Um erro comum em ambos os tipos de estudo: apresentar resultados sem discuti-los. Resultado e discussão são coisas diferentes. Resultado descreve o que os dados mostram. Discussão interpreta o que isso significa, como se relaciona com a literatura e o que implica para a prática.

Escrita do trabalho: não deixe pra última hora

Esse ponto não é sobre metodologia em sentido estrito, mas não posso deixar de falar porque impacta diretamente a qualidade do produto final.

Escrever enquanto pesquisa é diferentE de Execução Inteligente depois que a pesquisa terminou.

Quando você escreve durante o processo, cada etapa que você completa vira texto. A revisão de literatura vira o referencial teórico. O planejamento da coleta vira a seção de métodos. As análises preliminares viram rascunhos de resultados. Você nunca está diante de uma página em branco.

Quando você deixa tudo para o final, precisa reconstruir decisões que tomou meses atrás e que não estão documentadas em lugar nenhum. Por que você usou aquele instrumento e não outro? Por que aquela técnica de análise? Se você não escreveu no momento, a resposta está na memória, que é falha.

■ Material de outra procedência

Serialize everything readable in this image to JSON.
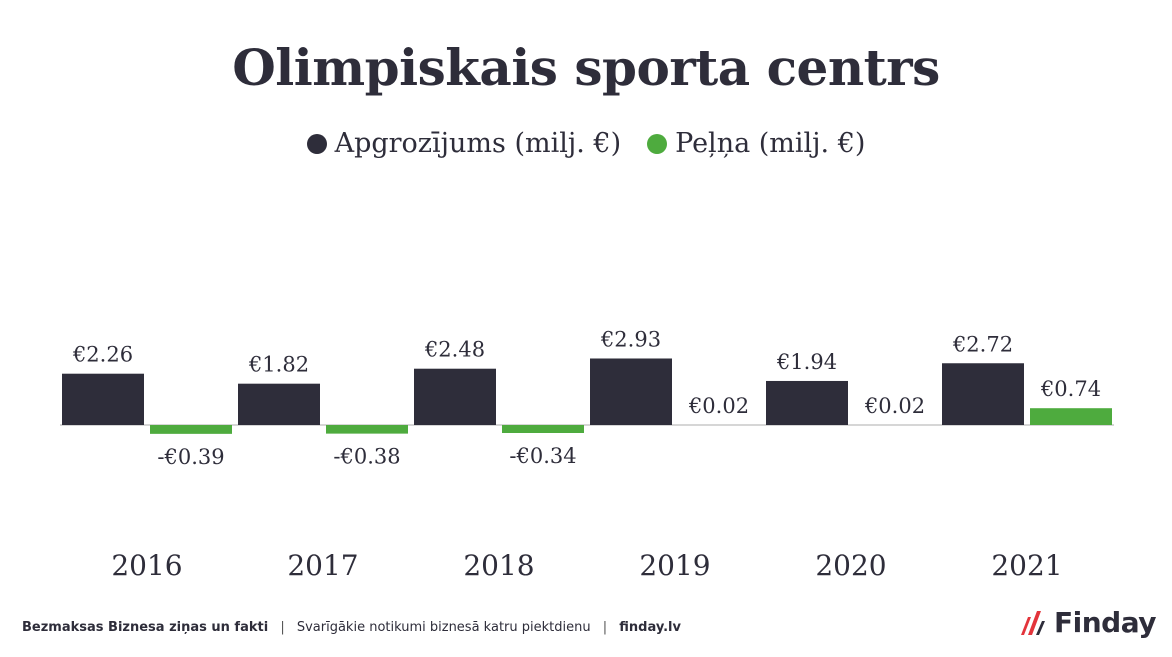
{
  "chart_data": {
    "type": "bar",
    "title": "Olimpiskais sporta centrs",
    "categories": [
      "2016",
      "2017",
      "2018",
      "2019",
      "2020",
      "2021"
    ],
    "series": [
      {
        "name": "Apgrozījums (milj. €)",
        "color": "#2e2d3a",
        "values": [
          2.26,
          1.82,
          2.48,
          2.93,
          1.94,
          2.72
        ],
        "labels": [
          "€2.26",
          "€1.82",
          "€2.48",
          "€2.93",
          "€1.94",
          "€2.72"
        ]
      },
      {
        "name": "Peļņa (milj. €)",
        "color": "#4eab3e",
        "values": [
          -0.39,
          -0.38,
          -0.34,
          0.02,
          0.02,
          0.74
        ],
        "labels": [
          "-€0.39",
          "-€0.38",
          "-€0.34",
          "€0.02",
          "€0.02",
          "€0.74"
        ]
      }
    ],
    "xlabel": "",
    "ylabel": "",
    "grid": false,
    "legend": "top-center"
  },
  "footer": {
    "part1": "Bezmaksas Biznesa ziņas un fakti",
    "sep1": "|",
    "part2": "Svarīgākie notikumi biznesā katru piektdienu",
    "sep2": "|",
    "part3": "finday.lv"
  },
  "logo": {
    "text": "Finday",
    "icon": "finday-slashes-icon",
    "accent": "#e3343b"
  }
}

O Método V.O.E. parte exatamente dessa premissa: Velocidade, Organização, Execução Inteligente são fases que se alimentam ao longo de todo o processo, não apenas no sprint final da escrita.

Pesquisa em enfermagem e o impacto no cuidado

Vale fechar com um ponto que motiva tudo isso.

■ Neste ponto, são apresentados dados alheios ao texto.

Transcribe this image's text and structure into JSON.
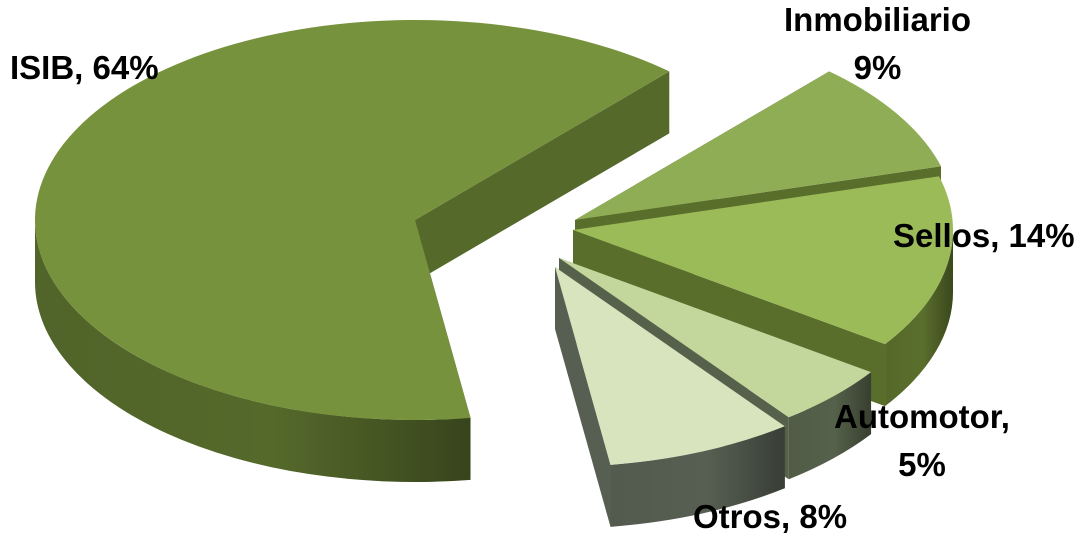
{
  "chart_data": {
    "type": "pie",
    "title": "",
    "style": "3d-exploded",
    "slices": [
      {
        "name": "ISIB",
        "value": 64,
        "label_lines": [
          "ISIB, 64%"
        ],
        "color_top": "#77923c",
        "color_side": "#55692b",
        "color_side_dark": "#3b4a1d"
      },
      {
        "name": "Inmobiliario",
        "value": 9,
        "label_lines": [
          "Inmobiliario",
          "9%"
        ],
        "color_top": "#8fad55",
        "color_side": "#5a6e2c",
        "color_side_dark": "#435322"
      },
      {
        "name": "Sellos",
        "value": 14,
        "label_lines": [
          "Sellos, 14%"
        ],
        "color_top": "#9bbb59",
        "color_side": "#5a6e2c",
        "color_side_dark": "#435322"
      },
      {
        "name": "Automotor",
        "value": 5,
        "label_lines": [
          "Automotor,",
          "5%"
        ],
        "color_top": "#c3d69b",
        "color_side": "#55614a",
        "color_side_dark": "#434c3b"
      },
      {
        "name": "Otros",
        "value": 8,
        "label_lines": [
          "Otros, 8%"
        ],
        "color_top": "#d7e4bd",
        "color_side": "#575f52",
        "color_side_dark": "#434a3f"
      }
    ]
  }
}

Pesquisa em enfermagem não é uma obrigação acadêmica que você cumpre pra ter o título. É o mecanismo pelo qual o conhecimento da área avança. Os protocolos que norteiam o cuidado hoje existem porque alguém fez a pergunta certa, seguiu o processo certo e documentou os resultados com rigor.

Quando você aprende a fazer pesquisa com qualidade, não está apenas cumprindo currículo. Está aprendendo a questionar práticas, a buscar evidências, a distinguir o que funciona do que apenas parece funcionar. Isso muda como você atua, orienta e ensina.

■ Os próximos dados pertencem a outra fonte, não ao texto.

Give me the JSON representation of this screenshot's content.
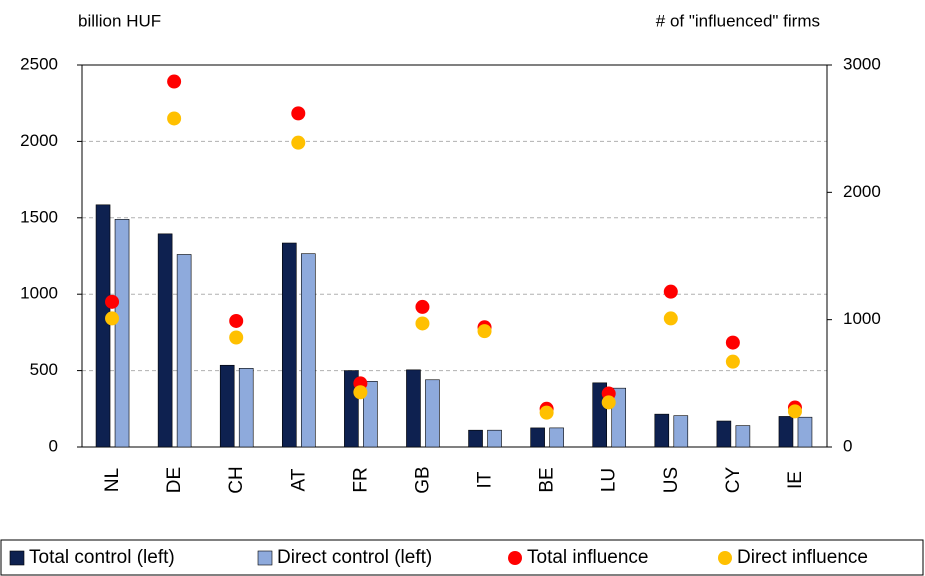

É por isso que a etapa mais importante não é a coleta de dados nem a análise estatística. É a pergunta que você formula antes de qualquer outra coisa. Pergunta ruim, pesquisa frágil, impacto questionável. Pergunta precisa, pesquisa rigorosa, conhecimento que dura.

Se você está começando agora, invista tempo nisso. Não é desperdício. É o alicerce de tudo que vem depois.

Perguntas frequentes

Quais são as etapas básicas da pesquisa em enfermagem?
As etapas fundamentais incluem a definição da pergunta de pesquisa, revisão de literatura, escolha do método, coleta e análise de dados e discussão dos resultados. Cada fase exige decisões que impactam diretamente a qualidade do estudo.
Qual método de pesquisa é mais usado em enfermagem?
A enfermagem usa tanto métodos quantitativos quanto qualitativos, dependendo da pergunta central. Estudos sobre eficácia de intervenções tendem ao quantitativo; estudos sobre experiência de pacientes e trabalho da equipe tendem ao qualitativo. O mais importante é a coerência entre pergunta, método e análise.
Como escolher o tema de pesquisa em enfermagem para o TCC ou mestrado?
O tema precisa surgir de uma lacuna real observada na prática clínica ou na literatura, não de um assunto que você simplesmente gosta. Pergunte: existe uma pergunta sem resposta aqui que impacta o cuidado ao paciente? Se sim, você tem um ponto de partida válido.